The food had turned out great, better than I had thought, but it was hard to sit there and pretend like I wasn’t completely bothered by the fact that Bill was there. It was particularly enraging that he and Cole seemed to have an easy time talking together. When they finally announced that they were leaving, it was all I could do not to jump for joy.

“That was delicious,” my mother said. “And so glad that we were finally able to spend some time with you, Cole. And you too, of course, Declan,” she added, almost as an afterthought. She looked around the yard. “You know, I suppose there is something sort of quaint about up here, that whole back-to-nature vibe and everything. But next time, you guys should plan on coming down to the city, what do you say? We could go to a nice restaurant, do a little exploring.” She looked at Declan. “Have you ever been to LEGOLAND?”

“No,” Declan said, his eyes wide. “There is such a place?”

“There most certainly is. And I bet if you guys came down to visit us in Boston, we’d be able to go there!”

After they left, Cole looked at me, a little skeptically. “Does your mother really want to take Declan to LEGOLAND?” he asked. “I don’t mean any offense by this or anything, but she doesn’t really seem to be the sort of person who, I don’t know, would like to go to a place like that.”

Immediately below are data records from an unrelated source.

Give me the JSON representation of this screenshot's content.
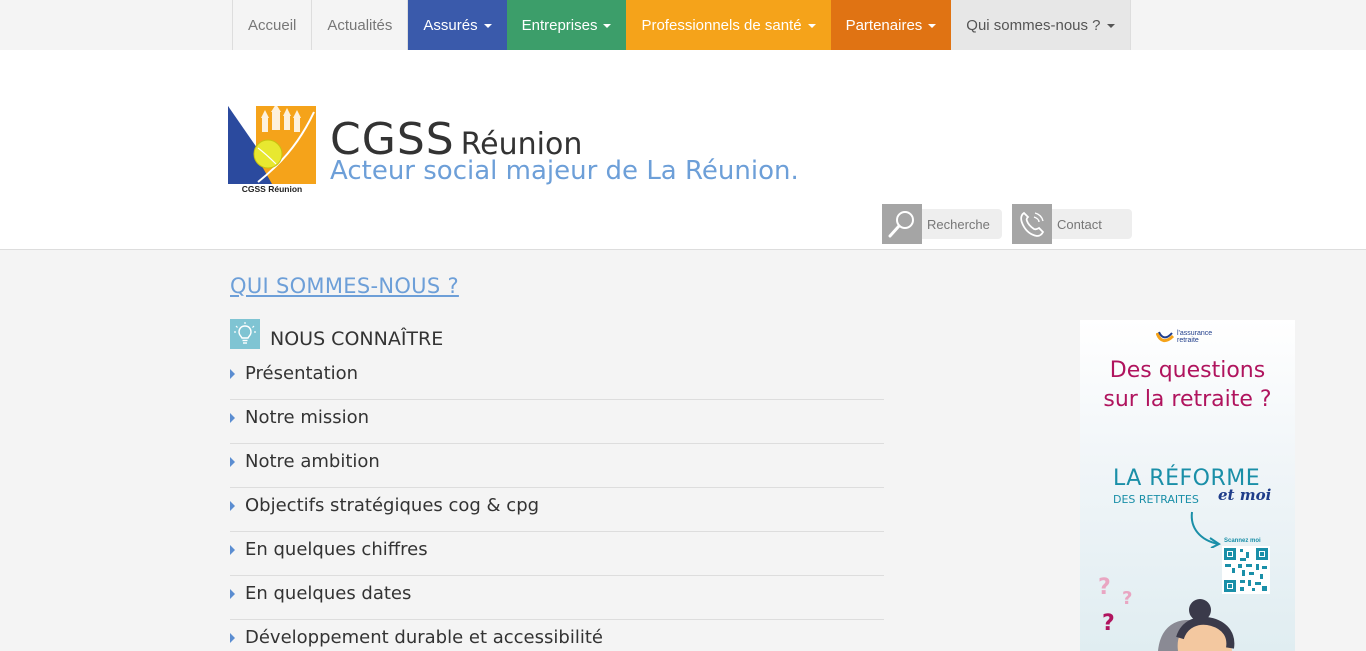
{
  "nav": {
    "items": [
      {
        "label": "Accueil",
        "dropdown": false
      },
      {
        "label": "Actualités",
        "dropdown": false
      },
      {
        "label": "Assurés",
        "dropdown": true
      },
      {
        "label": "Entreprises",
        "dropdown": true
      },
      {
        "label": "Professionnels de santé",
        "dropdown": true
      },
      {
        "label": "Partenaires",
        "dropdown": true
      },
      {
        "label": "Qui sommes-nous ?",
        "dropdown": true,
        "active": true
      }
    ],
    "colors": {
      "assures": "#3a5aab",
      "entreprises": "#3c9e6a",
      "professionnels": "#f5a31a",
      "partenaires": "#e07313"
    }
  },
  "header": {
    "logo_caption": "CGSS Réunion",
    "brand_main": "CGSS",
    "brand_sub": "Réunion",
    "tagline": "Acteur social majeur de La Réunion.",
    "search_label": "Recherche",
    "contact_label": "Contact",
    "search_icon": "magnifier-icon",
    "contact_icon": "phone-icon"
  },
  "main": {
    "page_title": "QUI SOMMES-NOUS ?",
    "section_title": "NOUS CONNAÎTRE",
    "section_icon": "lightbulb-icon",
    "links": [
      "Présentation",
      "Notre mission",
      "Notre ambition",
      "Objectifs stratégiques cog & cpg",
      "En quelques chiffres",
      "En quelques dates",
      "Développement durable et accessibilité"
    ]
  },
  "banner": {
    "logo_text_1": "l'assurance",
    "logo_text_2": "retraite",
    "question_line1": "Des questions",
    "question_line2": "sur la retraite ?",
    "reform_title": "LA RÉFORME",
    "reform_sub": "DES RETRAITES",
    "reform_moi": "et moi",
    "scan_label": "Scannez moi"
  },
  "colors": {
    "accent_blue": "#6d9fd8",
    "banner_magenta": "#b0145e",
    "banner_teal": "#1a8fa8"
  }
}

I laughed. “No offense taken. And no, she’s not, but I think her main objective is to get us to come down to the city.”

“I’m pretty sure I told her that I’d lived there when I was going to school.”

“Oh, I’m s

ure you did, but she’s probably assuming that if we go back down there and you let her show you around, then you’ll fall in love with the city all over again and just have to move back there.”

“I don’t know about that.”

“Yeah, don’t worry. Me neither.”

“Your mom seems nice, though. Your stepdad didn’t really say much—he’s not much of a talker, is he?”

I stared off into the darkness, listening to the peepers somewhere in the distance. I wasn’t sure if I wanted to get into that whole story about Bill. “We don’t always get along,” I finally said.

“I could tell. I think that can be kind of common with stepparents.”

“It’s not that,” I said. I didn’t want him to think this was some case of us not getting along simply because he wasn’t my father yet he was married to my mother. “He basically tried to sexually assault me when I was 15.”

“What?”

“We’d had an all right relationship before that, but then that happened, and things obviously haven’t been the same since.”

“Shit. And your mom stayed with him?”